Admiraba profundamente a Rosalía de Castro, a quien consideraba la poeta más maravillosa que haya existido. Siempre se refería a ella con devoción y además agregaba que era "vecina" suya: "Rosalía vivió en Padrón e iba de vacaciones a Carril, entonces seguro que también anduvo por Catoira, nuestro pueblo". A la distancia, hoy lo imagino leyendo su obra como un inmigrante más que prefirió cantar antes de morirse de pena.
Y hablando de Rosalía, hace poco me enteré que en el año 1979 se imprimió un billete de 500 pesetas con su imagen, siendo la única mujer además de Isabel la Católica en obtener semejante reconocimiento. Estoy convencido de que mi abuelo nunca supo de su existencia y en su honor, voy a intentar conseguirlo: sin duda hubiera sido otra de sus joyas favoritas.

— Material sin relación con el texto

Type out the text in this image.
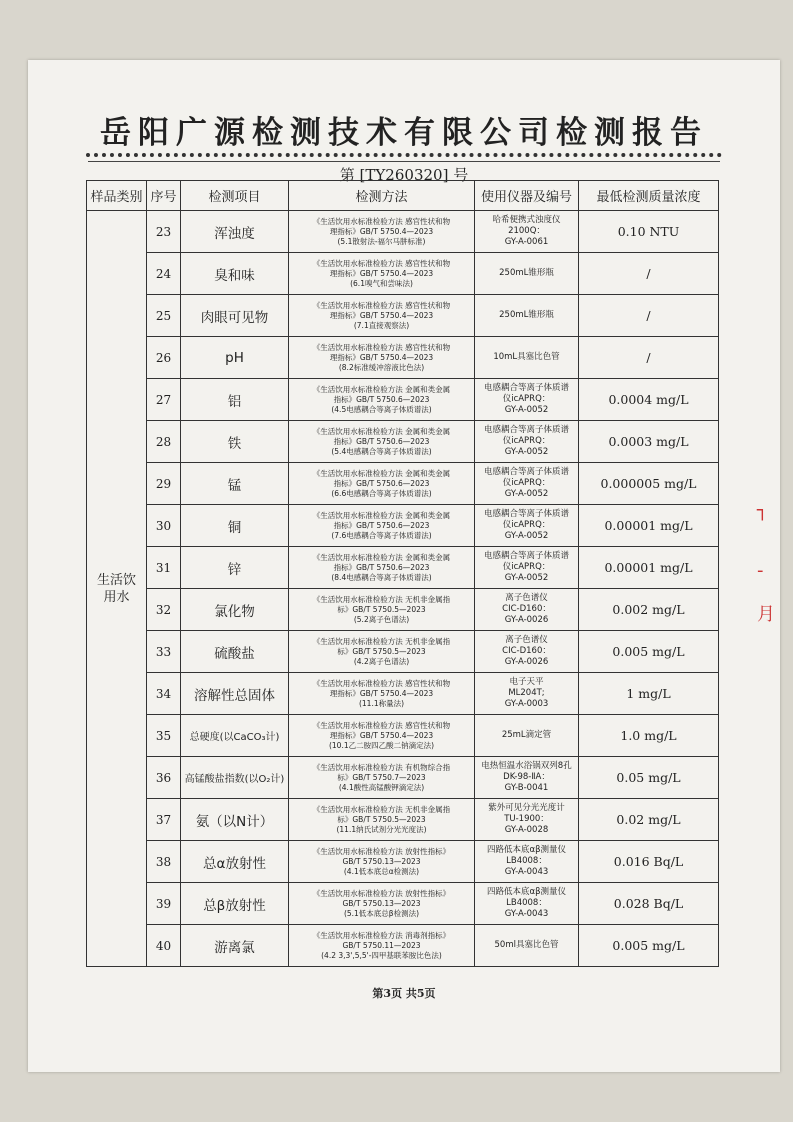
岳阳广源检测技术有限公司检测报告
第 [TY260320] 号
样品类别	序号	检测项目	检测方法	使用仪器及编号	最低检测质量浓度
生活饮用水	23	浑浊度	《生活饮用水标准检验方法 感官性状和物
理指标》GB/T 5750.4—2023
(5.1散射法-福尔马肼标准)	哈希便携式浊度仪
2100Q：
GY-A-0061	0.10 NTU
	24	臭和味	《生活饮用水标准检验方法 感官性状和物
理指标》GB/T 5750.4—2023
(6.1嗅气和尝味法)	250mL锥形瓶	/
	25	肉眼可见物	《生活饮用水标准检验方法 感官性状和物
理指标》GB/T 5750.4—2023
(7.1直接观察法)	250mL锥形瓶	/
	26	pH	《生活饮用水标准检验方法 感官性状和物
理指标》GB/T 5750.4—2023
(8.2标准缓冲溶液比色法)	10mL具塞比色管	/
	27	铝	《生活饮用水标准检验方法 金属和类金属
指标》GB/T 5750.6—2023
(4.5电感耦合等离子体质谱法)	电感耦合等离子体质谱
仪icAPRQ：
GY-A-0052	0.0004 mg/L
	28	铁	《生活饮用水标准检验方法 金属和类金属
指标》GB/T 5750.6—2023
(5.4电感耦合等离子体质谱法)	电感耦合等离子体质谱
仪icAPRQ：
GY-A-0052	0.0003 mg/L
	29	锰	《生活饮用水标准检验方法 金属和类金属
指标》GB/T 5750.6—2023
(6.6电感耦合等离子体质谱法)	电感耦合等离子体质谱
仪icAPRQ：
GY-A-0052	0.000005 mg/L
	30	铜	《生活饮用水标准检验方法 金属和类金属
指标》GB/T 5750.6—2023
(7.6电感耦合等离子体质谱法)	电感耦合等离子体质谱
仪icAPRQ：
GY-A-0052	0.00001 mg/L
	31	锌	《生活饮用水标准检验方法 金属和类金属
指标》GB/T 5750.6—2023
(8.4电感耦合等离子体质谱法)	电感耦合等离子体质谱
仪icAPRQ：
GY-A-0052	0.00001 mg/L
	32	氯化物	《生活饮用水标准检验方法 无机非金属指
标》GB/T 5750.5—2023
(5.2离子色谱法)	离子色谱仪
CIC-D160：
GY-A-0026	0.002 mg/L
	33	硫酸盐	《生活饮用水标准检验方法 无机非金属指
标》GB/T 5750.5—2023
(4.2离子色谱法)	离子色谱仪
CIC-D160：
GY-A-0026	0.005 mg/L
	34	溶解性总固体	《生活饮用水标准检验方法 感官性状和物
理指标》GB/T 5750.4—2023
(11.1称量法)	电子天平
ML204T;
GY-A-0003	1 mg/L
	35	总硬度(以CaCO₃计)	《生活饮用水标准检验方法 感官性状和物
理指标》GB/T 5750.4—2023
(10.1乙二胺四乙酸二钠滴定法)	25mL滴定管	1.0 mg/L
	36	高锰酸盐指数(以O₂计)	《生活饮用水标准检验方法 有机物综合指
标》GB/T 5750.7—2023
(4.1酸性高锰酸钾滴定法)	电热恒温水浴锅双列8孔
DK-98-ⅡA：
GY-B-0041	0.05 mg/L
	37	氨（以N计）	《生活饮用水标准检验方法 无机非金属指
标》GB/T 5750.5—2023
(11.1纳氏试剂分光光度法)	紫外可见分光光度计
TU-1900：
GY-A-0028	0.02 mg/L
	38	总α放射性	《生活饮用水标准检验方法 放射性指标》
GB/T 5750.13—2023
(4.1低本底总α检测法)	四路低本底αβ测量仪
LB4008：
GY-A-0043	0.016 Bq/L
	39	总β放射性	《生活饮用水标准检验方法 放射性指标》
GB/T 5750.13—2023
(5.1低本底总β检测法)	四路低本底αβ测量仪
LB4008：
GY-A-0043	0.028 Bq/L
	40	游离氯	《生活饮用水标准检验方法 消毒剂指标》
GB/T 5750.11—2023
(4.2 3,3',5,5'-四甲基联苯胺比色法)	50ml具塞比色管	0.005 mg/L
第3页 共5页
┐
-
月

Actualmente conservo las monedas que le regalaron antes de viajar a Argentina y de a poco, fuí agregando algunas más. Y el billete de Velázquez hoy es mi mayor herencia, al que varias veces me descubrí mirándolo solo y en total silencio. Por eso la frase de mi abuelo se sigue repitiendo una y otra vez: aunque su tesoro permanece en Buenos Aires, nuestros corazones vivirán por siempre en Galicia.